Em relação aos tratamentos medicamentosos para covid-19, em resumo, não foram descobertos, até setembro de 2021, medicamentos que consigam impedir a contaminação ou quadros graves da doença. No entanto, uma série de tratamentos têm sido utilizados com pacientes para prevenir complicações graves, sequelas e óbitos. Sem dúvida, o maior avanço nas intervenções contra a covid-19 foi o desenvolvimento, em tempo recorde, de vacinas seguras e eficazes contra a doença, as quais demonstraram eficácia em estudos experimentais controlados (BADEN et al., 2021) e efetividade em análises utilizando dados da vida real (BARDA et al., 2021)
Políticas
O pensamento racional sugeriria que o vasto acesso à informação, característico das sociedades contemporâneas, seria o maior trunfo da ciência para enfrentar a maior crise sanitária de nossas gerações. No entanto, o mesmo acesso quase ilimitado à informação também teve efeitos nefastos, especialmente em locais cujos líderes adotaram postura anti-ciência para enfrentar a pandemia da covid-19. O caso brasileiro talvez seja o mais emblemático. Até o dia 17 de setembro de 2021 (RITCHIE et al., 2021), a mortalidade acumulada por covid-19 no mundo era de 593 mortes para cada 1 milhão de pessoas, enquanto no Brasil a mortalidade era de 2753 mortes para cada 1 milhão de pessoas.

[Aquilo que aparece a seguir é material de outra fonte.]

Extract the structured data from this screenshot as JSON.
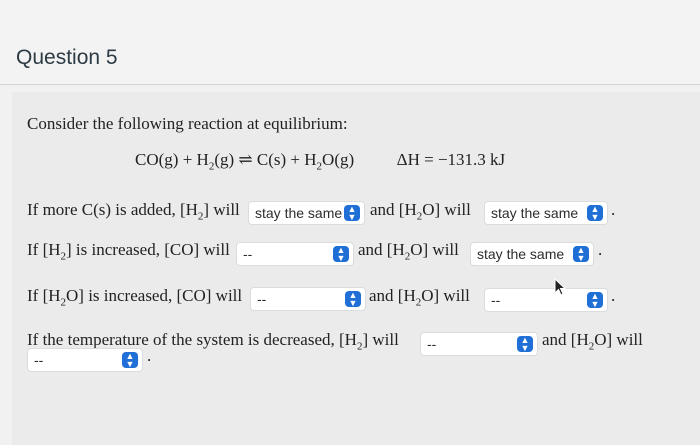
{
  "question": {
    "title": "Question 5"
  },
  "prompt": "Consider the following reaction at equilibrium:",
  "equation": {
    "left": "CO(g) + H",
    "left_sub": "2",
    "left_end": "(g)",
    "arrow": "⇌",
    "right": "C(s) + H",
    "right_sub": "2",
    "right_end": "O(g)",
    "dh": "ΔH = −131.3 kJ"
  },
  "rows": [
    {
      "text_a": "If more C(s) is added, [H",
      "sub_a": "2",
      "text_b": "] will",
      "select1": "stay the same",
      "mid": "and [H",
      "sub_m": "2",
      "mid_end": "O] will",
      "select2": "stay the same"
    },
    {
      "text_a": "If [H",
      "sub_a": "2",
      "text_b": "] is increased, [CO] will",
      "select1": "--",
      "mid": "and [H",
      "sub_m": "2",
      "mid_end": "O] will",
      "select2": "stay the same"
    },
    {
      "text_a": "If [H",
      "sub_a": "2",
      "text_b": "O] is increased, [CO] will",
      "select1": "--",
      "mid": "and [H",
      "sub_m": "2",
      "mid_end": "O] will",
      "select2": "--"
    },
    {
      "text_a": "If the temperature of the system is decreased, [H",
      "sub_a": "2",
      "text_b": "] will",
      "select1": "--",
      "mid": "and [H",
      "sub_m": "2",
      "mid_end": "O] will",
      "select2": "--"
    }
  ],
  "icons": {
    "select_arrow": "chevron-up-down-icon",
    "cursor": "mouse-pointer-icon"
  },
  "colors": {
    "accent": "#1f6fd6"
  }
}
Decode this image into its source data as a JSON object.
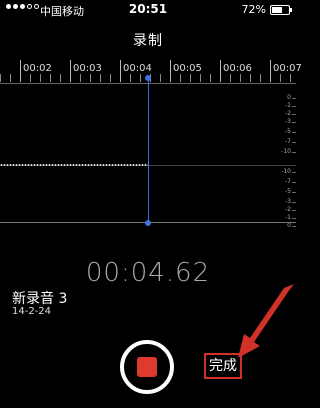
{
  "status_bar": {
    "carrier": "中国移动",
    "time": "20:51",
    "battery_percent": "72%",
    "battery_level": 0.72
  },
  "screen": {
    "title": "录制"
  },
  "timeline": {
    "labels": [
      "00:02",
      "00:03",
      "00:04",
      "00:05",
      "00:06",
      "00:07"
    ]
  },
  "meter": {
    "db_labels": [
      "0",
      "-1",
      "-2",
      "-3",
      "-5",
      "-7",
      "-10",
      "-10",
      "-7",
      "-5",
      "-3",
      "-2",
      "-1",
      "0"
    ]
  },
  "recording": {
    "elapsed": "00:04.62",
    "name": "新录音 3",
    "date": "14-2-24"
  },
  "controls": {
    "done_label": "完成"
  },
  "colors": {
    "accent": "#3f6fe0",
    "record": "#e03a2f",
    "annotation": "#d0322a"
  }
}
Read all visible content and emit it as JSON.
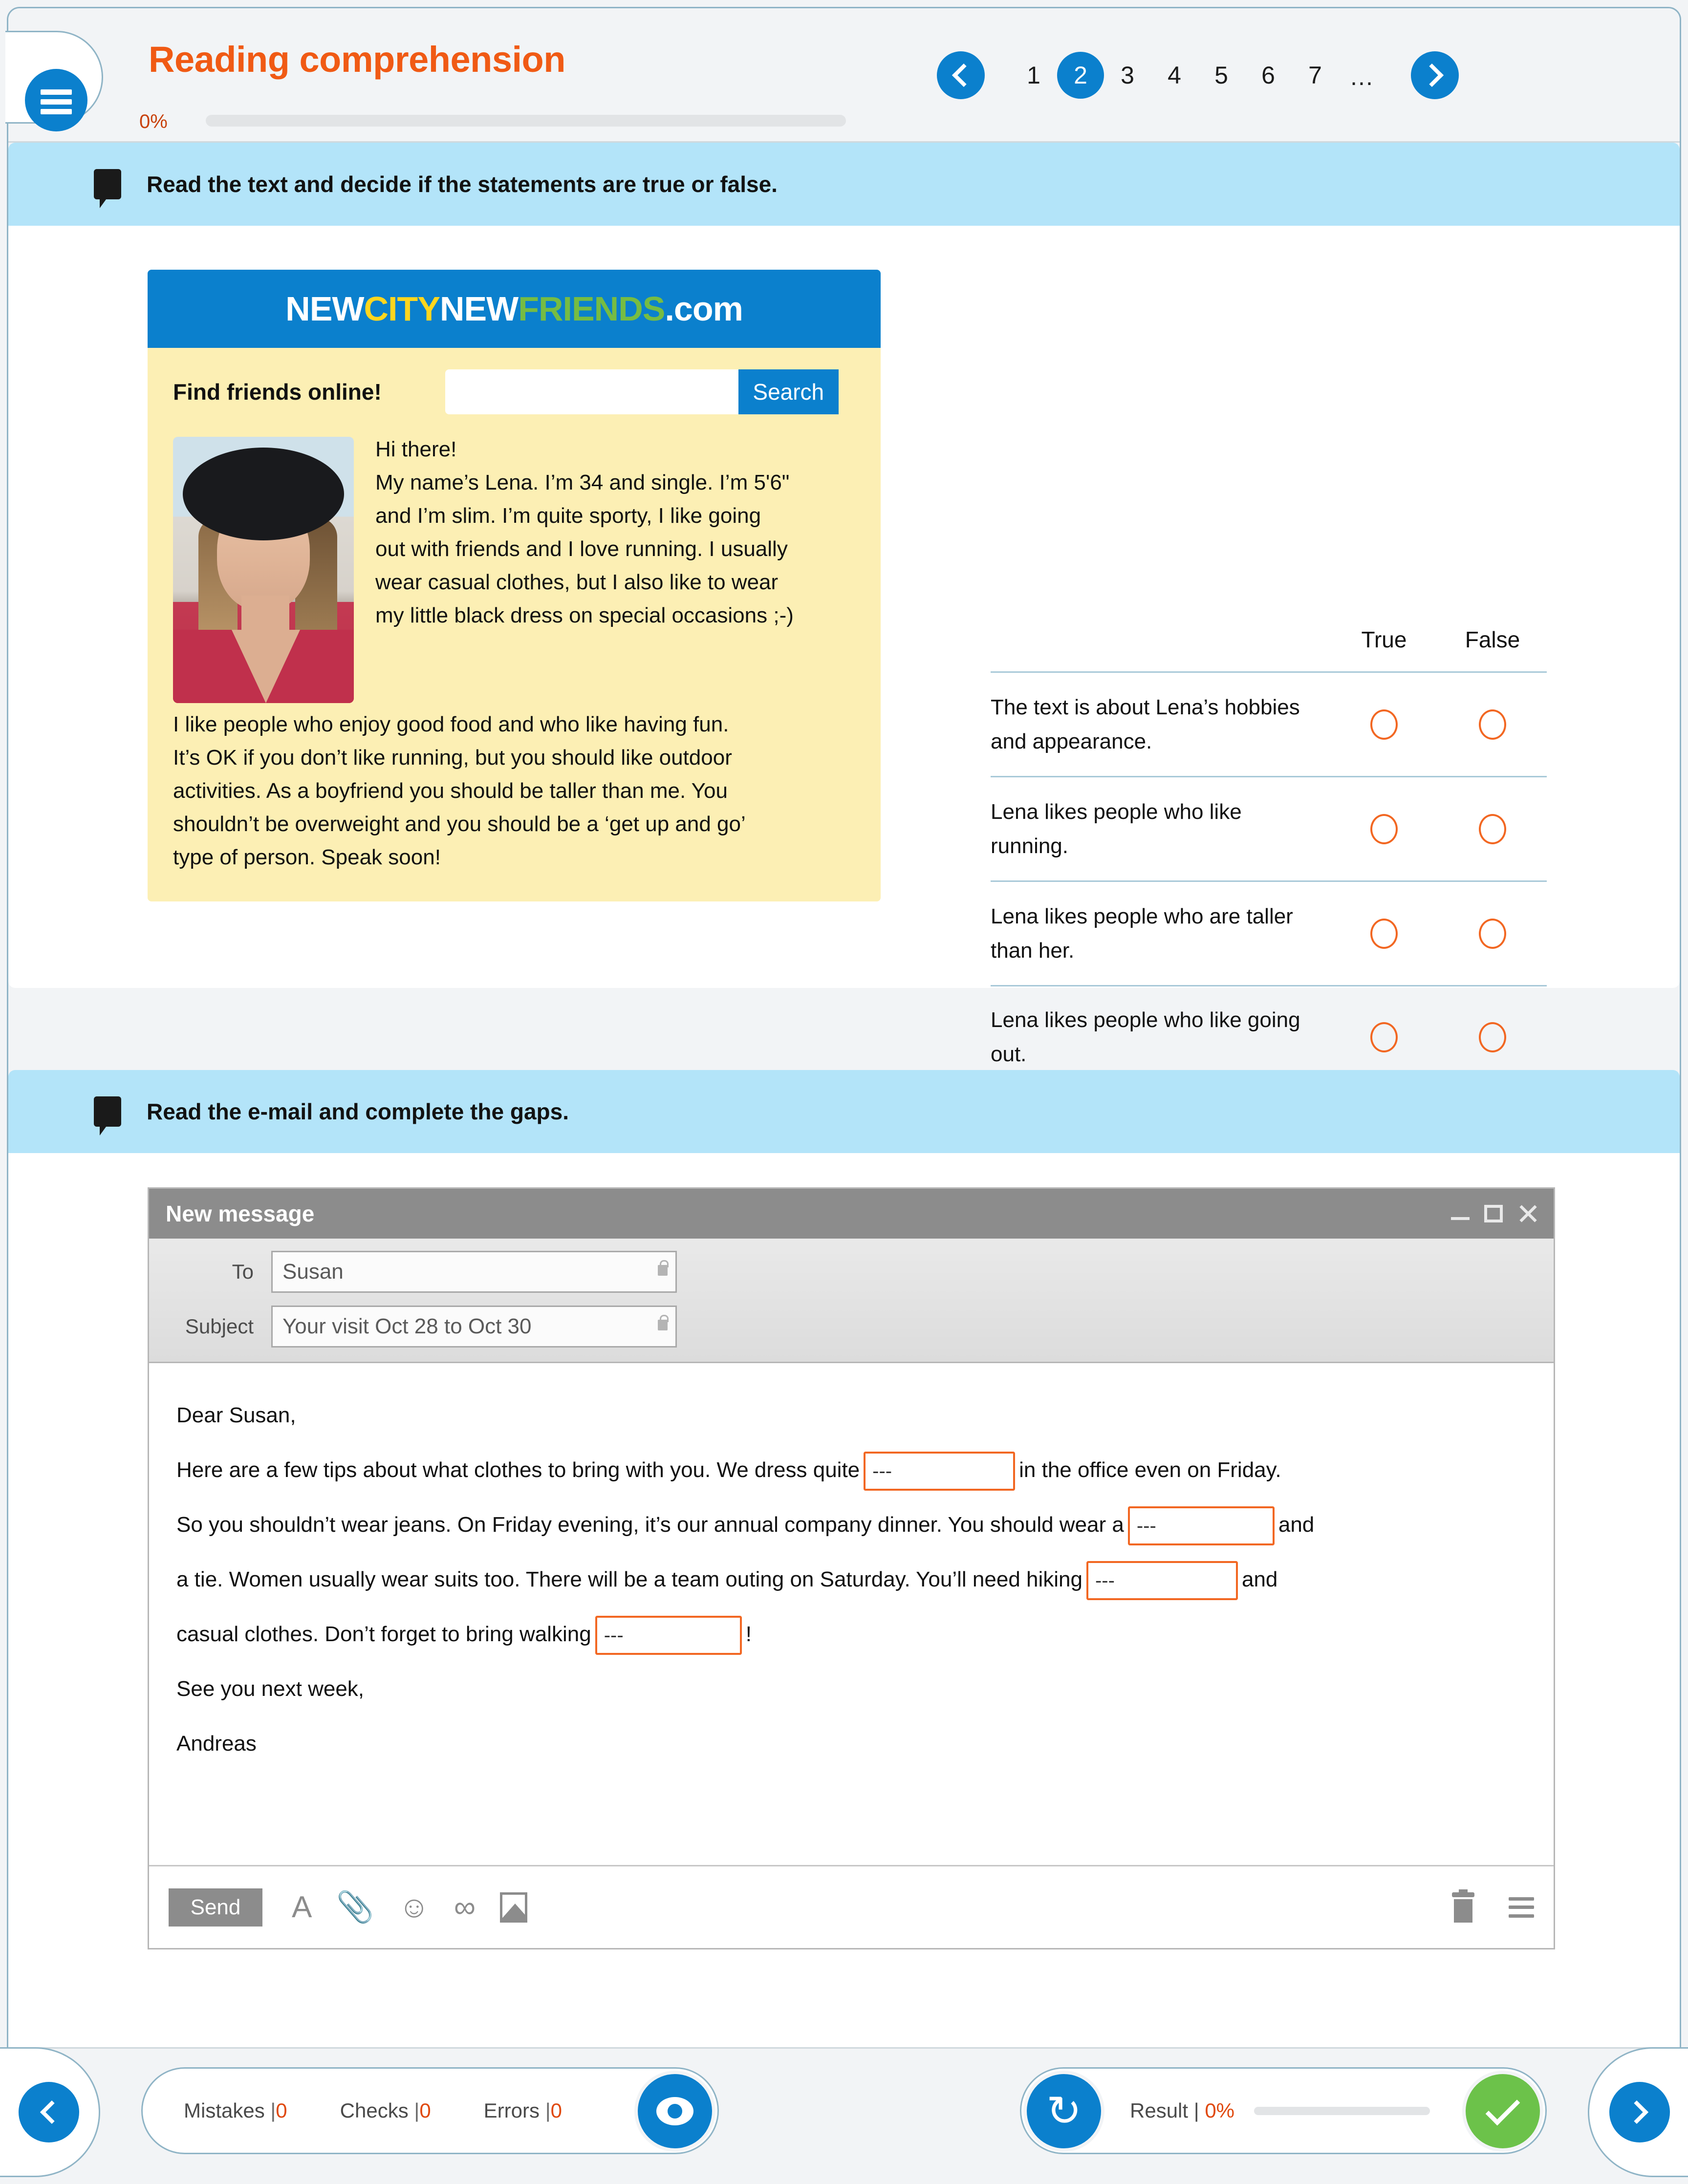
{
  "header": {
    "title": "Reading comprehension",
    "progress_percent": "0%",
    "menu_icon": "hamburger-icon"
  },
  "pagination": {
    "prev_icon": "chevron-left-icon",
    "next_icon": "chevron-right-icon",
    "pages": [
      "1",
      "2",
      "3",
      "4",
      "5",
      "6",
      "7",
      "..."
    ],
    "current": "2"
  },
  "exercise1": {
    "instruction": "Read the text and decide if the statements are true or false.",
    "instruction_icon": "speech-bubble-icon",
    "site": {
      "logo_part1": "NEW",
      "logo_part2": "CITY",
      "logo_part3": "NEW",
      "logo_part4": "FRIENDS",
      "logo_part5": ".com",
      "find_label": "Find friends online!",
      "search_value": "",
      "search_placeholder": "",
      "search_button": "Search",
      "avatar_alt": "profile-photo"
    },
    "profile_text": {
      "greeting": "Hi there!",
      "line1": "My name’s Lena. I’m 34 and single. I’m 5'6\"",
      "line2": "and I’m slim. I’m quite sporty, I like going",
      "line3": "out with friends and I love running. I usually",
      "line4": "wear casual clothes, but I also like to wear",
      "line5": "my little black dress on special occasions ;-)",
      "line6": "I like people who enjoy good food and who like having fun.",
      "line7": "It’s OK if you don’t like running, but you should like outdoor",
      "line8": "activities. As a boyfriend you should be taller than me. You",
      "line9": "shouldn’t be overweight and you should be a ‘get up and go’",
      "line10": "type of person. Speak soon!"
    },
    "table": {
      "col_true": "True",
      "col_false": "False",
      "rows": [
        {
          "statement": "The text is about Lena’s hobbies and appearance.",
          "true_selected": false,
          "false_selected": false
        },
        {
          "statement": "Lena likes people who like running.",
          "true_selected": false,
          "false_selected": false
        },
        {
          "statement": "Lena likes people who are taller than her.",
          "true_selected": false,
          "false_selected": false
        },
        {
          "statement": "Lena likes people who like going out.",
          "true_selected": false,
          "false_selected": false
        }
      ]
    }
  },
  "exercise2": {
    "instruction": "Read the e-mail and complete the gaps.",
    "instruction_icon": "speech-bubble-icon",
    "mail": {
      "window_title": "New message",
      "minimize_icon": "minimize-icon",
      "maximize_icon": "maximize-icon",
      "close_icon": "close-icon",
      "to_label": "To",
      "to_value": "Susan",
      "subject_label": "Subject",
      "subject_value": "Your visit Oct 28 to Oct 30",
      "lock_icon": "lock-icon",
      "body": {
        "salutation": "Dear Susan,",
        "p1_before": "Here are a few tips about what clothes to bring with you. We dress quite",
        "gap1": "---",
        "p1_after": "in the office even on Friday.",
        "p2_before": "So you shouldn’t wear jeans. On Friday evening, it’s our annual company dinner. You should wear a",
        "gap2": "---",
        "p2_after": "and",
        "p3_before": "a tie. Women usually wear suits too. There will be a team outing on Saturday. You’ll need hiking",
        "gap3": "---",
        "p3_after": "and",
        "p4_before": "casual clothes. Don’t forget to bring walking",
        "gap4": "---",
        "p4_after": "!",
        "closing": "See you next week,",
        "signature": "Andreas"
      },
      "toolbar": {
        "send_label": "Send",
        "font_icon": "font-icon",
        "attach_icon": "paperclip-icon",
        "emoji_icon": "smiley-icon",
        "link_icon": "link-icon",
        "image_icon": "image-icon",
        "trash_icon": "trash-icon",
        "menu_icon": "hamburger-menu-icon"
      }
    }
  },
  "footer": {
    "prev_icon": "chevron-left-icon",
    "next_icon": "chevron-right-icon",
    "mistakes_label": "Mistakes",
    "mistakes_value": "0",
    "checks_label": "Checks",
    "checks_value": "0",
    "errors_label": "Errors",
    "errors_value": "0",
    "separator": "|",
    "eye_icon": "eye-icon",
    "refresh_icon": "refresh-icon",
    "result_label": "Result",
    "result_value": "0%",
    "check_icon": "check-icon"
  },
  "colors": {
    "accent_blue": "#0b80cd",
    "accent_orange": "#f05a14",
    "instruction_blue": "#b3e4f9",
    "card_yellow": "#fcefb4",
    "green": "#6cc24a",
    "logo_yellow": "#ffd61e",
    "logo_green": "#76bc43"
  }
}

O fracasso brasileiro no enfrentamento da maior crise sanitária da história recente é explicado por um conjunto de fatores, que incluem uma abordagem clínica para um problema que é coletivo, o negacionismo de tomadores de decisão e a relutância em adotar intervenções não farmacológicas comprovadamente eficazes para reduzir a disseminação do vírus (HALLAL, 2021b). Se há uma lição a ser tirada da pandemia da covid-19, é que negar a ciência não contribuirá em nada para o futuro da nação brasileira.